This post (and this trip) is made possible in part by the generosity of our book sponsors.
If there’s one thing I’ve learned and relearned during almost six months on the road, it’s this: the place and the things and even the food are secondary to the people.
The people with whom you spend the day are what determine how satisfied you feel when it is over. And not just the existance of the people, but the time you get to spend with them.
While in Memphis last month, I read The Wonders Inside: The Earth to my daughter and Faiqa’s. It’s a children’s book from Silver Dolphin Books (one of our trip sponsors) about volcanoes and mountains and other geological stuff. The girls sat with me for almost an hour on the couch, pointing and asking questions and generally finding excuses to keep the reading time going.

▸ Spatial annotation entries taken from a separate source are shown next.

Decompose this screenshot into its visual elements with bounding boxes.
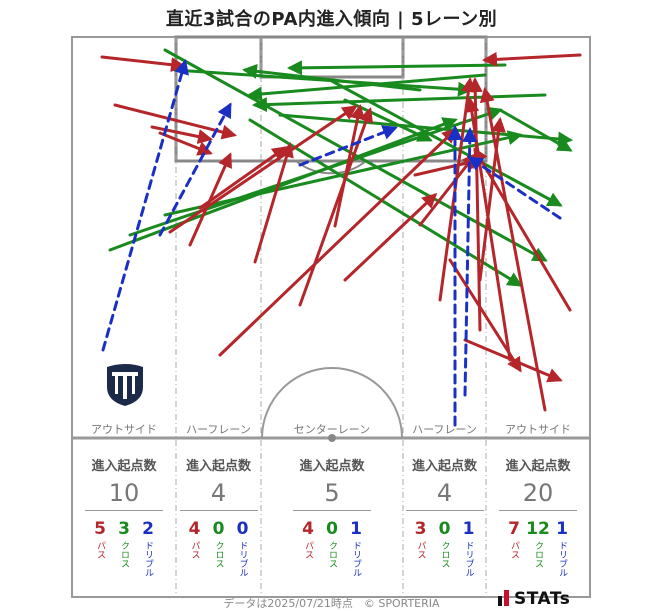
dribble-arrow bbox=[158, 102, 232, 237]
entry-count: 4 bbox=[210, 479, 227, 507]
panel-divider bbox=[293, 510, 371, 511]
lane-panel-center: 進入起点数 5 4 パス 0 クロス 1 ドリブル bbox=[261, 455, 403, 577]
entry-count: 10 bbox=[108, 479, 140, 507]
stat-pass: 4 パス bbox=[188, 519, 201, 559]
stat-pass: 5 パス bbox=[94, 519, 106, 559]
lane-panel-outside-left: 進入起点数 10 5 パス 3 クロス 2 ドリブル bbox=[72, 455, 176, 577]
stat-pass: 7 パス bbox=[508, 519, 520, 559]
goal-area bbox=[259, 35, 405, 79]
center-circle bbox=[261, 367, 403, 439]
dribble-arrow bbox=[467, 156, 562, 220]
lane-dividers bbox=[175, 37, 487, 597]
pass-arrow bbox=[333, 104, 365, 228]
panel-header: 進入起点数 bbox=[185, 459, 251, 474]
cross-arrow bbox=[278, 113, 573, 147]
stat-cross: 3 クロス bbox=[118, 519, 130, 568]
stat-pass: 3 パス bbox=[414, 519, 427, 559]
brand-text: STATs bbox=[514, 589, 571, 609]
cross-arrow bbox=[173, 68, 473, 97]
pass-arrow bbox=[479, 87, 547, 412]
lane-label-outside-right: アウトサイド bbox=[505, 423, 571, 436]
brand-logo: STATs bbox=[498, 589, 570, 609]
stat-dribble: 0 ドリブル bbox=[236, 519, 249, 577]
panel-header: 進入起点数 bbox=[299, 459, 365, 474]
stat-dribble: 1 ドリブル bbox=[462, 519, 475, 577]
panel-divider bbox=[85, 510, 163, 511]
pass-arrow bbox=[482, 51, 582, 67]
dribble-arrow bbox=[298, 125, 398, 167]
entry-count: 20 bbox=[522, 479, 554, 507]
pass-arrow bbox=[478, 117, 506, 282]
lane-panel-halfspace-left: 進入起点数 4 4 パス 0 クロス 0 ドリブル bbox=[176, 455, 261, 577]
pass-arrow bbox=[150, 125, 213, 144]
lane-panel-outside-right: 進入起点数 20 7 パス 12 クロス 1 ドリブル bbox=[486, 455, 590, 577]
brand-mark-icon bbox=[498, 590, 509, 606]
cross-arrow bbox=[287, 60, 507, 76]
stat-cross: 0 クロス bbox=[438, 519, 451, 568]
entry-count: 4 bbox=[436, 479, 453, 507]
pass-arrow bbox=[113, 103, 237, 140]
pass-arrow bbox=[100, 55, 186, 73]
penalty-arc bbox=[295, 160, 367, 175]
dribble-arrow bbox=[462, 127, 478, 397]
lane-label-outside-left: アウトサイド bbox=[91, 423, 157, 436]
stat-dribble: 2 ドリブル bbox=[142, 519, 154, 577]
pass-arrow bbox=[438, 77, 476, 302]
panel-header: 進入起点数 bbox=[505, 459, 571, 474]
lane-label-halfspace-right: ハーフレーン bbox=[412, 423, 477, 436]
pass-arrow bbox=[168, 105, 358, 234]
stat-pass: 4 パス bbox=[302, 519, 314, 559]
cross-arrow bbox=[128, 106, 503, 237]
pass-arrow bbox=[298, 107, 374, 307]
club-logo bbox=[104, 363, 146, 407]
panel-header: 進入起点数 bbox=[91, 459, 157, 474]
pass-arrow bbox=[158, 131, 213, 156]
stat-cross: 0 クロス bbox=[326, 519, 338, 568]
arrow-layer bbox=[100, 48, 582, 427]
center-spot bbox=[328, 434, 336, 442]
pass-arrow bbox=[198, 146, 288, 210]
stat-cross: 0 クロス bbox=[212, 519, 225, 568]
pass-arrow bbox=[473, 147, 572, 312]
page-title: 直近3試合のPA内進入傾向 | 5レーン別 bbox=[165, 9, 498, 30]
lane-panel-halfspace-right: 進入起点数 4 3 パス 0 クロス 1 ドリブル bbox=[403, 455, 486, 577]
panel-divider bbox=[499, 510, 577, 511]
pass-arrow bbox=[467, 77, 483, 332]
panel-divider bbox=[405, 510, 484, 511]
stat-cross: 12 クロス bbox=[526, 519, 550, 568]
entry-count: 5 bbox=[324, 479, 340, 507]
pass-arrow bbox=[343, 192, 438, 282]
cross-arrow bbox=[252, 93, 547, 113]
pass-arrow bbox=[464, 97, 512, 362]
pass-arrow bbox=[218, 127, 458, 357]
lane-label-center: センターレーン bbox=[293, 423, 371, 436]
pass-arrow bbox=[448, 258, 522, 373]
dribble-arrow bbox=[101, 59, 189, 352]
stat-dribble: 1 ドリブル bbox=[556, 519, 568, 577]
cross-arrow bbox=[498, 108, 573, 152]
stat-dribble: 1 ドリブル bbox=[350, 519, 362, 577]
panel-header: 進入起点数 bbox=[411, 459, 477, 474]
footer-credit: データは2025/07/21時点 © SPORTERIA bbox=[223, 597, 440, 610]
pass-arrow bbox=[418, 152, 477, 227]
panel-divider bbox=[179, 510, 258, 511]
pass-arrow bbox=[253, 142, 294, 264]
lane-label-halfspace-left: ハーフレーン bbox=[186, 423, 251, 436]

The next night they asked to read 3D Explorer: Planet Earth, another book about volcanoes and mountains geological stuff.
These books are great, yes. They make geological stuff interesting for little minds with cool pictures and pop-up pages. But the truth is that it’s not the content or the pictures that make the books so special.
It’s the time.
The girls were delighted to have time with an adult, something they never seem to grow tired of. (Ever. Seriously. EVER.) Every night when Emma asks for a bedtime story, one she wants read to her despite the fact that she can read most things on her own now, it’s because of the connection that comes from sharing something.
We get it when we’re kids. We seem to forget so easily as adults.
Thanksgiving and Christmas aren’t about turkeys or trinkets. No holiday is really about the traditions or gifts that might come with it. They’re about time. The rituals are merely an excuse, a means to connect, whether with God or with people or maybe with ourselves. They are a reminder to take the time.
This year, I’m going to make a concious effort to give gifts of time.
I’m already thinking books for kids (because of my previously mentioned experience) and babysitting nights for parents of young kids. We’re also going back to Iowa for three weeks over the holidays, a big fat gift of time in itself.
How else can we give the gift of time this year?